Genetic structure and gene flow patterns
To describe the spatial autocorrelation within the populations, the average kinship coefficient over the pairs of studied individuals was computed using the SPAGeDi software. Distance intervals were adjusted by SPAGeDi to obtain approximately the same number of pairs of individuals within each of eight distance classes. The statistical significance of the autocorrelations was tested by 10,000 random permutations, with a 95% CI. Average kinship coefficients between pairs of individuals for each distance interval were plotted against distance classes in a diagram. Significant autocorrelation is shown as an outlier in the observed data from the 95% CIs. Moreover, SGS was also quantified using the Sp statistics (Vekemans and Hardy 2004). Matrices of pairwise spatial physical distances and genetic distances based on kinship coefficients within each population were obtained for simple sequence repeat (SSR) loci using SPAGeDi. Within each population, the relationship between matrices was assessed using the Mantel test implemented in GenAlEx 6. The significance of the Mantel test was evaluated based on 1,000 permutations.

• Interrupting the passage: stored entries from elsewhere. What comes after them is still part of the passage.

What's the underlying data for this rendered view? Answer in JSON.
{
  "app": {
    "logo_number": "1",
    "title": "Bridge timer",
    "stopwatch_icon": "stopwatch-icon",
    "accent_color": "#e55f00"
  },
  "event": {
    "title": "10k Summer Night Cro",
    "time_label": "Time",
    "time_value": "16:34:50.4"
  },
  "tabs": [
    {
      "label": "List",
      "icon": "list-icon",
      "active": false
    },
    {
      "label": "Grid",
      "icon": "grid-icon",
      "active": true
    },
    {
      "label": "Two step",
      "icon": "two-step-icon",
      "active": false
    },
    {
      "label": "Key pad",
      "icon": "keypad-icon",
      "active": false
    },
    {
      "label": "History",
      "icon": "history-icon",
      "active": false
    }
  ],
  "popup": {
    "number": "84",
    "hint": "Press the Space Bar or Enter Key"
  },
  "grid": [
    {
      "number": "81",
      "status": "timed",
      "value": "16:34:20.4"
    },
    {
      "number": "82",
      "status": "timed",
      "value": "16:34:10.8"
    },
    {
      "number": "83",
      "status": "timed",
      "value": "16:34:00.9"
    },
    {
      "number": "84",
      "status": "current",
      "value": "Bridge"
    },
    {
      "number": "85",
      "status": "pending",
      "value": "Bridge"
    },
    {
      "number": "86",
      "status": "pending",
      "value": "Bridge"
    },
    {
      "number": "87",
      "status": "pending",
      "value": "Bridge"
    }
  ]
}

To investigate migration patterns among the analyzed populations, Bayesian assignment testing (Rannala and Mountain 1997) was performed using the Geneclass2 software (Piry et al. 2004). Moreover, the Mantel (1967) test was applied to evaluate whether the distribution of genetic variation was geographically structured and to verify the hypothesis of isolation by distance (IBD) between populations. For this purpose, the GenAlEx software was used, with 1,000 random permutations of the relationship between genetic differentiation, quantified as FST/(1- FST), and corresponding geographical distance matrices between populations.
The substructuring of the black poplar gene pool was evaluated by a nonspatial Bayesian clustering model implemented in STRUCTURE 2.3.4. Twenty independent runs were performed for each K from 1 to 15 (the user-defined number of clusters), with a burn-in length of 250,000 and 100,000,000 iterations. The probability distributions of the data (LnP(D)) and the ΔK values (Evanno et al. 2005) were visualized using the STRUCTURE HARVESTER Web application (Earl and VonHoldt 2012). Average admixture coefficients were estimated for each value of K using the LargeKGreedy algorithm as implemented in the program CLUMPP version 1.1. STRUCTURE plots were generated using the STRUCTURE PLOT v.2.0 Web application (Ramasamy et al. 2014). Furthermore, AMOVA analysis was conducted between the groups of populations defined by STRUCTURE, and significance was tested using 10,000 random permutations in Arlequin 3.11.